A New Attack on Repatriation –

Who owns the past? That’s the headline of an editorial in the April copy of Scientific American. The question is occasioned by regulations that the U.S. Department of the Interior added to the Native American Graves Protection and Repatriation Act (NAGPRA) in May 2010. As the magazine puts it, these rules “allow tribes to claim even those remains whose affiliation cannot be established scientifically, as long as they were found on or near the tribes’ aboriginal lands.”

Scientific American argues that the addenda to NAGPRA are too favorable to American Indian communities and that archaeologists should be having a greater say in these matters. “In our view,” the editorial board says, “the new regulations should be repealed or, at least, revised.” Perhaps not surprisingly, the argument against the new regulations is coached in Western theological terms: “In effect, they [the Indians] privilege faith over fact.”

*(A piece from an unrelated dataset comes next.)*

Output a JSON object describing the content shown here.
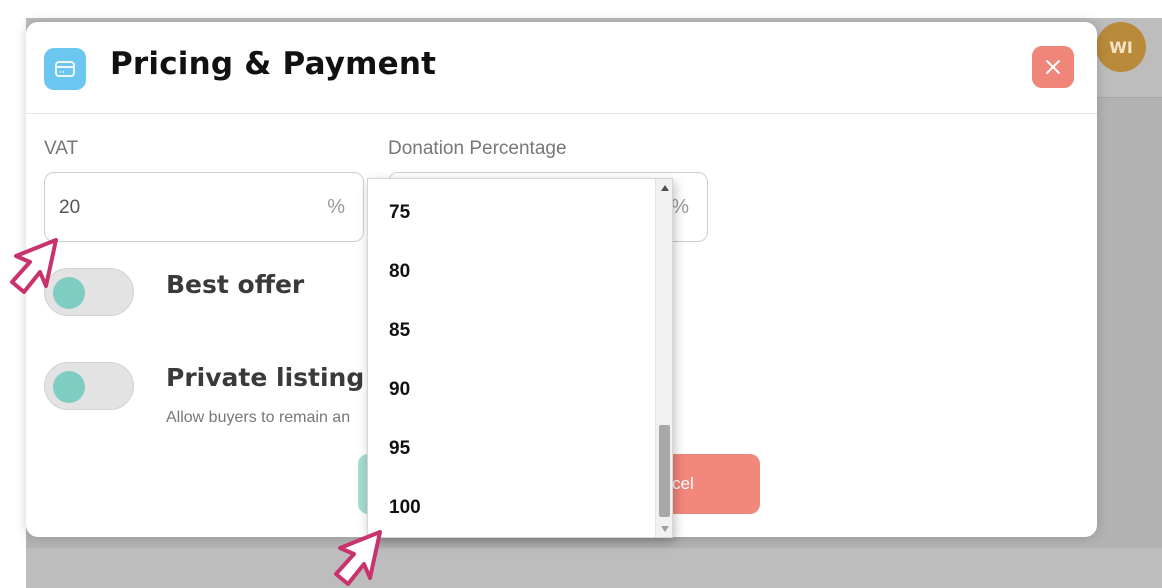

Such a statement shows little understanding of the forms and strength of indigenous relations to ancestors and to the requirements of maintaining the spiritual stewardship of the land. From all appearances, Scientific American isn’t making much effort to understand indigenous cultures’ interpretations of reality, meaning, and life. Instead, the publication gives credence to scientific, professional, and nonspiritual understandings of the value and meaning of human ancestors and sacred funerary objects. As far as the editors are concerned, American Indian perspectives are irrelevant. They’re even irresponsible because they don’t protect human history and knowledge.

To understand this more fully, read the piece, which uses as its springboard a set of bones nearly 10,000 years old, found in 1976 on a bluff in La Jolla, California. The bones may soon be returned to the Kumeyaay Nation of the Southwest, who claim residence in their homeland for more than 12,000 years and who are eager to recover remains and other artifacts.

Scientific American prefers to side with archeologists who argue that there is no Kumeyaay link here because “the Kumeyaay claim is based on folklore. The physical evidence indicates that the La Jolla bones are not affiliated with any modern tribe, including the Kumeyaay, who moved into the area only within the past few thousand years.”